Saturday, June 26, 2010

crash boom bang

taking a break from study now...

owe so many people thanks n gratitude..

:)

Thursday, June 10, 2010

media

...and the media shift their attention from Gaza strip to Ariel-Luna pornography...


surely, this issue is not seasonal.

Tuesday, May 25, 2010

baby..ooh..baby

ah, jatuh sakit pula dua tiga hari ni.

but i am thankful that i am back on my feet again. INEEDTOmaaaaaa!
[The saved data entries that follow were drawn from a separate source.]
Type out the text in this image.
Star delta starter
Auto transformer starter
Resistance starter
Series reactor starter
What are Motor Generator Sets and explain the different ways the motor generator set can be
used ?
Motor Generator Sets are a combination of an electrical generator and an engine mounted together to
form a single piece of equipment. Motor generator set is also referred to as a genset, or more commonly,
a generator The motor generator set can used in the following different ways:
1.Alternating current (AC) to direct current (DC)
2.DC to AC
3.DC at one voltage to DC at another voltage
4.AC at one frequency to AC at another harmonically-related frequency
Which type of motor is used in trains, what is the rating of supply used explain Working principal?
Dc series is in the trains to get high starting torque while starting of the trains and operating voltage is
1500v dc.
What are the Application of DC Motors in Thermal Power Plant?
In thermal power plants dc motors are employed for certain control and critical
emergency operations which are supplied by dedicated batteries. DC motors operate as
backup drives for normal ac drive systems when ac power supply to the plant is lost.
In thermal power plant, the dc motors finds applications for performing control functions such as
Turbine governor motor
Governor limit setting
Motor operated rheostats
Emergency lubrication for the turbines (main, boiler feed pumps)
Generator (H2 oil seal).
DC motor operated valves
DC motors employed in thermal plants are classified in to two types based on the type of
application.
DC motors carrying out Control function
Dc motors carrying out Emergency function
no hols for kami-anak-ko-as.

i experienced first time seeing a live baby-USG yesterday, otherwise another hypo/hyper-echoic lesion-suggestive-of-metastatic-blah-blah-blah.

Allah Maha Besar.

How the baby is created and moving inside the mother's womb, and even how the technology that has been blessed for us enabled us to see it.

like. :)
(so much for fb's 'like')

Tuesday, May 18, 2010

i should change my blog name to nonsense

"i am not ready to write a mind-blowing, heart-touching entry yet," i said to myself.

but yet everyday i meet up with mind-blowing diseases and everyday someone touches my heart with simple gestures, that can made me smile, or even cry.

"it's just i dont know how to write," i added.

but yet i learnt how to write since i was so young i couldn't barely remember. my parents, my siblings, my kindergarten teacher, primary schoolteacher all contributed to what i am doing write now.

isk.

kalo da name alasan tu, alasan je la.

Sunday, May 16, 2010

nonsense part two

went to PORSENI's closing.
cheering for awesome band.
riding Betty with ummi.
eating 1st ever mee hailam at medan.
sleeping.
waking up.
facebooking.
farmville-ing.
gossiping with shazzy.
clearing bushes at lawn.
counting 'buah mangga' and balut-ing them.
eating last night's farah's tom yam.
cooking nasi goreng.
eating nasi goreng.
cooking ayam masak merah n clear soup for ielala's nasi tomato.
facebooking.
blogging.

i am happy i am blessed with these activities.

my happy weekend. :)

what's your typical weekend?

Saturday, May 15, 2010

nonsense part one

i'm amazed by some people who can touch people hearts just by words.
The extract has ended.